An insightful journey: unraveling the cellular impact of an antitumoral drug to reveal its broad antiviral activity

Right at the beginning of the COVID-19 outbreak in 2020, researchers and pharmaceutical industries worldwide joined forces to develop vaccines while we were rapidly gaining knowledge of the new virus that caused the emergency. Although vaccines were developed in the shortest time ever recorded, the pandemic had already resulted in the loss of millions of lives. This clearly illustrates why having effective antivirals in place when new pandemics begin could be a gamechanger in future outbreaks.
In 2020, a research team was launched in Barcelona at the IrsiCaixa research institute. This new group called PISTA was devoted to the study of emergent pathogens, immunity, signaling and therapeutic applications. Together with other researchers from the CBIG consortium, they worked at high biosafety laboratories exploring clinically approved drugs to find antivirals against SARS-CoV-2. During this screening performed in the early days of the pandemic, an antitumoral drug named plitidepsin and used for treating myeloid leukemia stood up and was effective inhibiting SARS-CoV-2 replication at nanomolar concentrations (1).
Shortly after, I joined the PISTA team to begin my PhD thesis on antiviral therapies, and plitidepsin became my mystery to solve. What we already knew is that the molecular target of plitidepsin is EEF1A, a protein needed for the elongation of the polypeptide chain during protein translation (2). Thus, we were in front of a host-directed drug that targets an essential pathway for the cell that was also effective against SARS-CoV-2 replication. Therapeutic targeting of the host rather than the pathogen offers many key advantages, including a higher potential for broad-spectrum antiviral activity that may be especially useful in an era when various viral threats may emerge. However, these host-directed drugs may present potential toxicity to our cells, as they target key cellular pathways necessary for survival. Thus, this became our first question to address. Many days passed checking under the microscope observing how the cells reacted to the treatment at the concentrations at which the drug exerts antiviral activity. We used different methods to analyze their viability, and impressively enough, they were always alive and not infected. It then became a challenge to find out what was happening inside those cells that survived while a crucial mechanism like protein translation was blocked, and the replication of SARS-CoV-2 was halted.
At this point, we embarked on a long journey to explore how the cells were responding to the treatment on a broader level, by conducting experiments focused on transcriptomics, proteomics and functional assays transfecting different RNA reporters, all with the same objective: unraveling the cellular landscape after plitidepsin treatment beyond its known mechanism of action on the molecular target EEF1A.
This journey was not only scientific but also deeply personal, as each new experiment brought a new set of questions, which required an open mind and patience to explore and understand what results were revealing. I will never forget the experiment in which I transfected my cells with a dual reporter plasmid coding via cap-dependent or IRES-dependent translation, expecting that IRES translation would not be blocked by plitidepsin. Results showed the complete opposite, what led to my initial frustration. However, after careful evaluation of all the pieces of the puzzle, we discovered an alternative mechanism of protein translation, named m6A-pathway, that opened a new path in our journey to understand our data. Personally, this journey felt like slowly pulling a thread from a tangled network of proteins upregulated by plitidepsin, that initially appeared disconnected and meaningless but slowly started to make sense after spending days reading bibliography and performing functional assays with patience and dedication. This process is always easier in a team where people work together with resilience and personal support, while cooperating to bring new ideas.

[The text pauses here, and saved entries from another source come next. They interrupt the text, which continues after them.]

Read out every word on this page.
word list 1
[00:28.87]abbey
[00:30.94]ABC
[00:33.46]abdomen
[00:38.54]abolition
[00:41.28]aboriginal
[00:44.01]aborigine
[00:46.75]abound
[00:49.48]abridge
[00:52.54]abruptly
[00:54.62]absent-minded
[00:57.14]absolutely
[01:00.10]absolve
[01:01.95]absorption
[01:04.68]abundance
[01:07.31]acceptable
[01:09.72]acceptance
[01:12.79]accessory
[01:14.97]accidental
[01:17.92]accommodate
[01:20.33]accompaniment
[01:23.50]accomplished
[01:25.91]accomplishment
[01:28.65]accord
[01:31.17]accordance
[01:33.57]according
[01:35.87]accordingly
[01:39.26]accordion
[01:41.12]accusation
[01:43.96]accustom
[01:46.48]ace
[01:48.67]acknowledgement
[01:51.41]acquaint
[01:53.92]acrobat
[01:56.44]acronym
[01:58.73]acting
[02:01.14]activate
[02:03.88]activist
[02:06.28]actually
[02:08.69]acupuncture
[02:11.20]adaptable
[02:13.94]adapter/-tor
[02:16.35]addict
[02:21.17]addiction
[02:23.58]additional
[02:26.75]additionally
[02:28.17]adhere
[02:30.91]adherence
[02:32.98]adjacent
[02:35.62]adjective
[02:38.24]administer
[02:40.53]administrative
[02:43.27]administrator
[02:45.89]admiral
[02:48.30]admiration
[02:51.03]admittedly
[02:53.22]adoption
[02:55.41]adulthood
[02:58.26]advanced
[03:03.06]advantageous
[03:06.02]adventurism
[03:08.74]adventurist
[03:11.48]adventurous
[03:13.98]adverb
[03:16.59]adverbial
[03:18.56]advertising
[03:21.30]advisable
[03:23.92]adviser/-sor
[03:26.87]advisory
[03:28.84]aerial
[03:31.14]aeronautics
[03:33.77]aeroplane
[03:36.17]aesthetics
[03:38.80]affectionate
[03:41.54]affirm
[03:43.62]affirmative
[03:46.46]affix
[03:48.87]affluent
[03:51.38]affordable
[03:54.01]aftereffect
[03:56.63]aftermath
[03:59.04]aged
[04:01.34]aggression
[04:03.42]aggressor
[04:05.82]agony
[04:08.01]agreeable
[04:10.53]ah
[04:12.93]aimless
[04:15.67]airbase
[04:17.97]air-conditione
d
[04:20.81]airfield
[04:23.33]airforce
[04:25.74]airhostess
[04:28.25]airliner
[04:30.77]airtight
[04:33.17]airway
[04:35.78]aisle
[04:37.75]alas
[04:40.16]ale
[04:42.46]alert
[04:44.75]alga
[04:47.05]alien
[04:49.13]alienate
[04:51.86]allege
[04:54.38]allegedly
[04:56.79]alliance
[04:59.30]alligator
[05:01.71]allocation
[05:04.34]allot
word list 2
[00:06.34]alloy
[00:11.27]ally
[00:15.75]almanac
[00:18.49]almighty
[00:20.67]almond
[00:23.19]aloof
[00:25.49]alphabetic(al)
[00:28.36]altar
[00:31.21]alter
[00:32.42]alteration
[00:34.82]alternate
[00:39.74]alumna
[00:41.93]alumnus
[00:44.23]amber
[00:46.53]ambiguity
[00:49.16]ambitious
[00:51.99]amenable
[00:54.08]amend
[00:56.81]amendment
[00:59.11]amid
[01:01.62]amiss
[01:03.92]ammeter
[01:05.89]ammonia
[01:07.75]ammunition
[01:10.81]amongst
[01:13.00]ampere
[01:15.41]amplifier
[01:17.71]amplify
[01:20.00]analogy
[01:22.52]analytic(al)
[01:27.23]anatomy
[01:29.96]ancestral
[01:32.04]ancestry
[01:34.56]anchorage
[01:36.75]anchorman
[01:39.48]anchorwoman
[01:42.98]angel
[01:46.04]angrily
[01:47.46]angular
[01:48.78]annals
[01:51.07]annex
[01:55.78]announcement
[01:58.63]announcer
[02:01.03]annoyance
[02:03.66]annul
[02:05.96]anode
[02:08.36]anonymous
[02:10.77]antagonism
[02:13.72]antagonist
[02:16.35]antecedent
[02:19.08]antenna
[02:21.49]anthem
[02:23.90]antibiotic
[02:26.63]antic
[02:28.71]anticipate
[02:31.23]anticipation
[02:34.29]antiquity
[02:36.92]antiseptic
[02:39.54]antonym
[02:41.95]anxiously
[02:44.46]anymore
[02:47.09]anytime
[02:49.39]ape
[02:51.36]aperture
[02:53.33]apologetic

This is how we ended up showing that, after blocking an essential cellular pathway such as protein translation with an antitumoral drug, the cells generated a molecular fingerprint characterized by the upregulation of alternative translation initiation factors of the m6A-pathway. This particular route of translation not only led to cellular survival in the absence of SARS-CoV-2 replication but also allowed us to predict and demonstrate in vitro the effect of the drug against different viral families. These viruses use cap-dependent and IRES-dependent pathways to replicate, including MERS-CoV, Zika, HSV, HCVr and RSV (Figure 1). However, for viruses using the alternative m6A-pathway, as is the case of HIV-1, plitidepsin did not block replication (Figure 1). Understanding the molecular fingerprint of a therapy provides a broader perspective that goes beyond its mechanism of action. This is crucial to explore the utility of host directed therapies as broad-spectrum antivirals for emerging viral threats.

- Rodon, J. et al. Identification of Plitidepsin as Potent Inhibitor of SARS-CoV-2-975 Induced Cytopathic Effect After a Drug Repurposing Screen. Front. Pharmacol. 12, 976 646676 (2021).
- Losada, A. et al. Translation Elongation Factor eEF1A2 is a Novel Anticancer Target for the Marine Natural Product Plitidepsin. Sci Rep 6, 35100 (2016).